Дальше рассказ о том, как передрались танкисты с заградотрядчиками.
А потом: “Комполка убило прямым попаданием снаряда в спину (со смехом) — куда руки, куда ноги”. Чувствуется, да он и сам об этом говорил, что он до сих пор счастлив сознанием того, что остался жив. В зарплату получает 15 — 20 рублей. То, что осталось от алиментов. Когда рассказывает о какой-нибудь поездке (прежде он работал на студии кинохроники), заканчивает так: “Взял он (я, они) две (пять, десять) бутылок водки”.
Леонид Леонов в старости сказал, что Есенин неразумно распорядился своим талантом.
Стоило доживать до глубокой старости, чтобы так и не понять, что есенинское — для всех и навсегда, а его многостраничные романы — для немногих и ненадолго.
Запись 30 — 31 июля 1979 года.
Пароход “Михаил Калинин”, бывш. “Боян”, 1912 года постройки, рейс Горький — Астрахань, каюта № 26, 2-й категории.
Пароход, держась кормовой чалкой, разворачивается течением. Это теперь у теплоходов и дизельных судов есть боковые двигатели для разворотов.
3-я категория, сидящая на жестких крашеных лавках. Задумавшийся старик с воблой в одной, бутылкой пива — в другой руке.
Всегда волнующее: подвал машинного отделения, где в тесном, рассчитанном пространстве неумолимо движутся стальные шатуны, вращая вал гребных колес.
Туманное окошечко, в которое видно колесо в тумане брызг и темноте кожуха.

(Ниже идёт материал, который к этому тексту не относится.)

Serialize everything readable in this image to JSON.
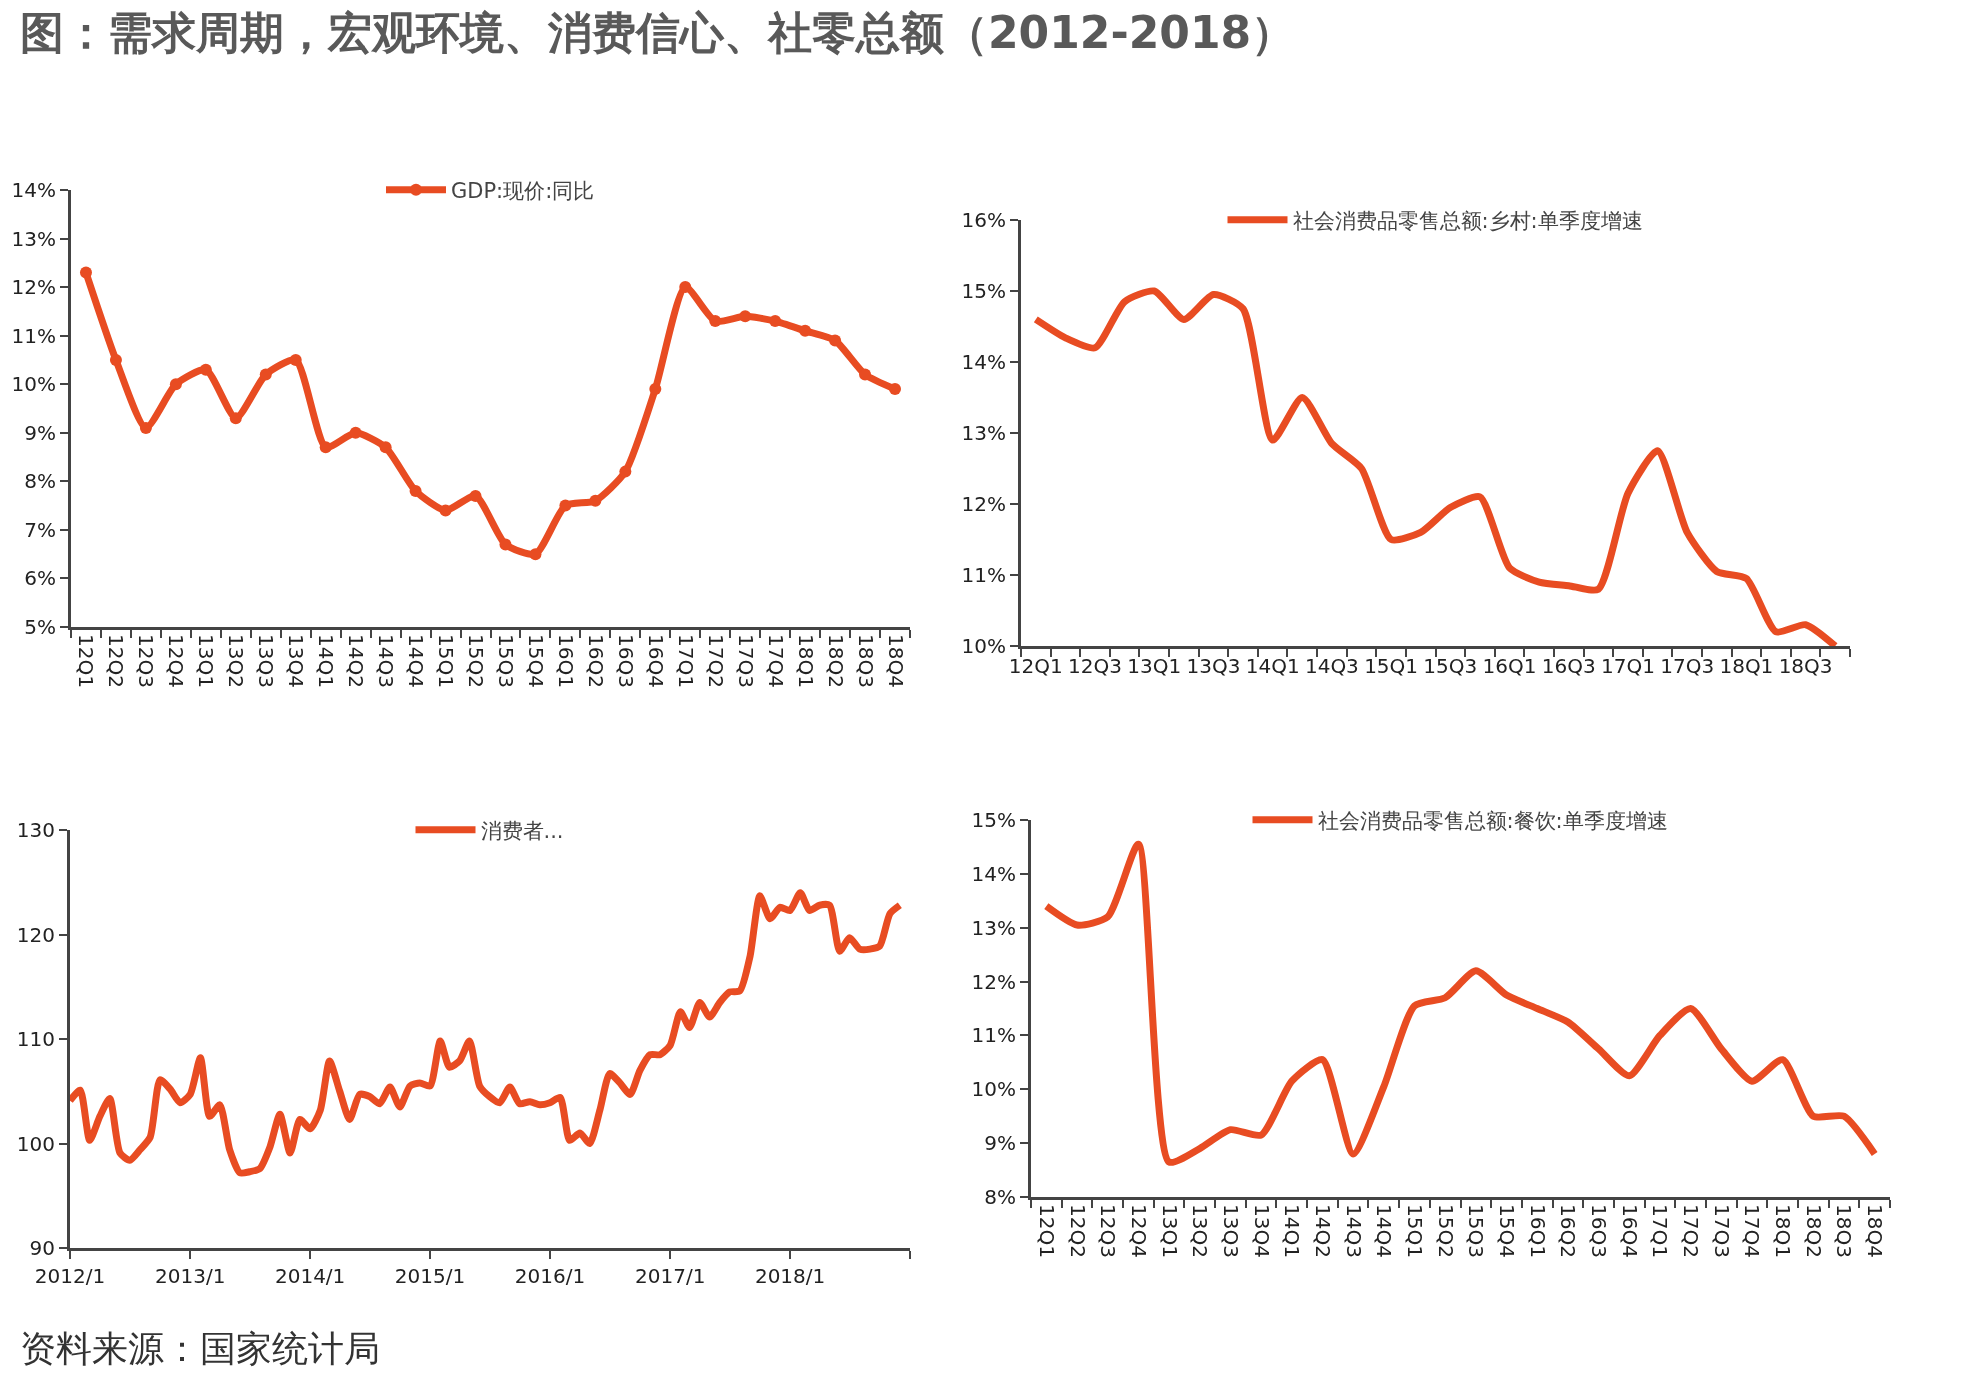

На носу. Заметил, что цепь правой якорной лебедки ободрана, тогда как голубая краска левой нетронута. Все дело в том, что пароход почти всегда пристает носом против течения, стало быть — левым бортом, а большинство крупных волжских пристаней на правом берегу. (Исключение, когда низовой ветер столь силен, что гонит верхние слои воды против течения, и тогда чалятся правым бортом.)
Старик чуваш в пролете нижней палубы. Черно-седая узкая борода из гладкого сухого лица, черные без седины волосы. Оказалось, 1904 года рождения. Ездил к сыну в Волгоградскую область, в совхоз рядом с городом Волжским. Сын был женат на русской, которая ему изменяла, теперь женился на чувашке. Сам был на фронте, в Берлине. Имеет четверых детей. Говорит о том, что не надо разным нациям жениться, а только между собой. Будет переезжать к сыну.

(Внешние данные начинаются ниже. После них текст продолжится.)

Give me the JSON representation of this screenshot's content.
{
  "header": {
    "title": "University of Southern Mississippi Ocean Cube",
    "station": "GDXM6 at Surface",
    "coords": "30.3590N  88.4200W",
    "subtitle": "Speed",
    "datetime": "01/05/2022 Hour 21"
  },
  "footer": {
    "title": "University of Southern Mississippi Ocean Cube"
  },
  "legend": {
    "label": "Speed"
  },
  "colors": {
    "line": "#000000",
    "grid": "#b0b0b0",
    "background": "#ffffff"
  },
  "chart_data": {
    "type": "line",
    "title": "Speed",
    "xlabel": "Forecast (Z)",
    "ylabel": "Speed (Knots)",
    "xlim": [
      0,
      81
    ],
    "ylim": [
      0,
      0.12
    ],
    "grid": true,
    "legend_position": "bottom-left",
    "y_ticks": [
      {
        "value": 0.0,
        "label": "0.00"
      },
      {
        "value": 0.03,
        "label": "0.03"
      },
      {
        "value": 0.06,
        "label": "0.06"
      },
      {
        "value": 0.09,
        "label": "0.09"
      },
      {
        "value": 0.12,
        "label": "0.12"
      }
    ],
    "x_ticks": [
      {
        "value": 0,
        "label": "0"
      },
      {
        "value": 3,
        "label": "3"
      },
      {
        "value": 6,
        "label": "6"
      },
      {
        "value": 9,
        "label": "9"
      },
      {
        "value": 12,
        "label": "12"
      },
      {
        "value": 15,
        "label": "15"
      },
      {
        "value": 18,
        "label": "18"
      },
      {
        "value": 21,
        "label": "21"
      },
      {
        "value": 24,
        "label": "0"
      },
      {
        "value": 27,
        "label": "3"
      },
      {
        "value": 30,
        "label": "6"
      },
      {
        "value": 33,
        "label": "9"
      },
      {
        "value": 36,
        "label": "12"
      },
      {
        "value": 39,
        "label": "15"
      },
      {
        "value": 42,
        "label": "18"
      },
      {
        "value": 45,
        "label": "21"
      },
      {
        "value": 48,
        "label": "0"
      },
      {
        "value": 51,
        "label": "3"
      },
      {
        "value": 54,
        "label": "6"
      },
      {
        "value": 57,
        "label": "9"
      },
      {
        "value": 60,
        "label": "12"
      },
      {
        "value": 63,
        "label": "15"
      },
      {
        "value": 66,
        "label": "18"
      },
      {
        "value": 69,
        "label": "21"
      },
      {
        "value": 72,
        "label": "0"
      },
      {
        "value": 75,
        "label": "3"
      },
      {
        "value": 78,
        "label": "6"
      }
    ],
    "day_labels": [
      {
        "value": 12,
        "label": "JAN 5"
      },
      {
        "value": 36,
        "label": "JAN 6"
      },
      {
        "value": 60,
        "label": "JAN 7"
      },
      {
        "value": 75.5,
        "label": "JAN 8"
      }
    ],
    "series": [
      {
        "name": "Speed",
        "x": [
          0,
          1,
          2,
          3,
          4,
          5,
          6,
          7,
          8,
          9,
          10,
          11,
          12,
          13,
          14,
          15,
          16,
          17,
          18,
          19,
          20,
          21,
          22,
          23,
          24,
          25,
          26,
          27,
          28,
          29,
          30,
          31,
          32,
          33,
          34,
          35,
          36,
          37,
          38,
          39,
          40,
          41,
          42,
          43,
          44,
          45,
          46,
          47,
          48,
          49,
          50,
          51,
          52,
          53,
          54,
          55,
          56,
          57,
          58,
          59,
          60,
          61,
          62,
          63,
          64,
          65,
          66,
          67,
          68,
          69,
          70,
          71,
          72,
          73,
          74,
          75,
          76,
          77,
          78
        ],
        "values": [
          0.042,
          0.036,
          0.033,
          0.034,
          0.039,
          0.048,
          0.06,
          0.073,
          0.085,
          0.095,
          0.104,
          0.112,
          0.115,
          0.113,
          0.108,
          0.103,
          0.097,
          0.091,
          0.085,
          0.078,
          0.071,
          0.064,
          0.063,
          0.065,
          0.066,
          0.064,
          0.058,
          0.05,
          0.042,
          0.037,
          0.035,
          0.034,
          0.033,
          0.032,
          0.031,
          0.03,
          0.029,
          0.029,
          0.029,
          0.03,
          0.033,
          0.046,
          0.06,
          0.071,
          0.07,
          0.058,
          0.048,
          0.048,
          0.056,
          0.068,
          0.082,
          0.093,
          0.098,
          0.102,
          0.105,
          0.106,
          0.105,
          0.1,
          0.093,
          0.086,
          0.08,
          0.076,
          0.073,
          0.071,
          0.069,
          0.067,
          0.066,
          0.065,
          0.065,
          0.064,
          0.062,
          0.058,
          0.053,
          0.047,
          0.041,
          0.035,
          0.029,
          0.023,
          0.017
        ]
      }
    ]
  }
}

Ресторан. Бюст Калинина. Доска с надписью: “Здесь в 1919 году работал великий русский летчик нашего времени Валерий Павлович Чкалов”. Люстры. Полукруглая дверь. Не кормят: смена. В пустом ресторане завел разговор. Две официантки, Надя и Наташа. Горьковские, как и вся команда. И они, и нижняя буфетчица, к которой я уже наведался, как будто ждали — рассыпались разговором о том, как их плохо снабжают.
Вечером пытался разговорить старпома, но он — важный.
Курсанты из Вольска и ребята-марийцы, провалившиеся на экзаменах в это же училище тыла. Я угощал их вином. Все — скромные.
Прикуривая, обжег ладонь и пошел в машину, чтобы капнули маслом. Дежурил машинист Саша, белобрысый парень. Он с готовностью стал рассказывать о машинах, с гордостью за паровые, которые могут обогнать дизеля. Сказал, что понимающие люди, интеллигенция, каждый год от Горького до Астрахани плывут на старых пароходах. Я ходил с ним по пупырчатому стальному полу, меж множества труб, масленок, узких лесенок, крашенного суриком поддона и литой чугунной станины. Он сказал мне, что пароход готовят к списыванию. Уже списали “Суворов” и другие.
В кочегарке гул и жар. Бьют пламенем форсунки, и когда заглядываешь в топки — там нежно раскаленная пещера, осыпающаяся слабыми розовыми искрами.
Позвал Сашу, и он пошел (с опаской). На корме выпили с ним бутылку сухого в черной непроглядной ночи.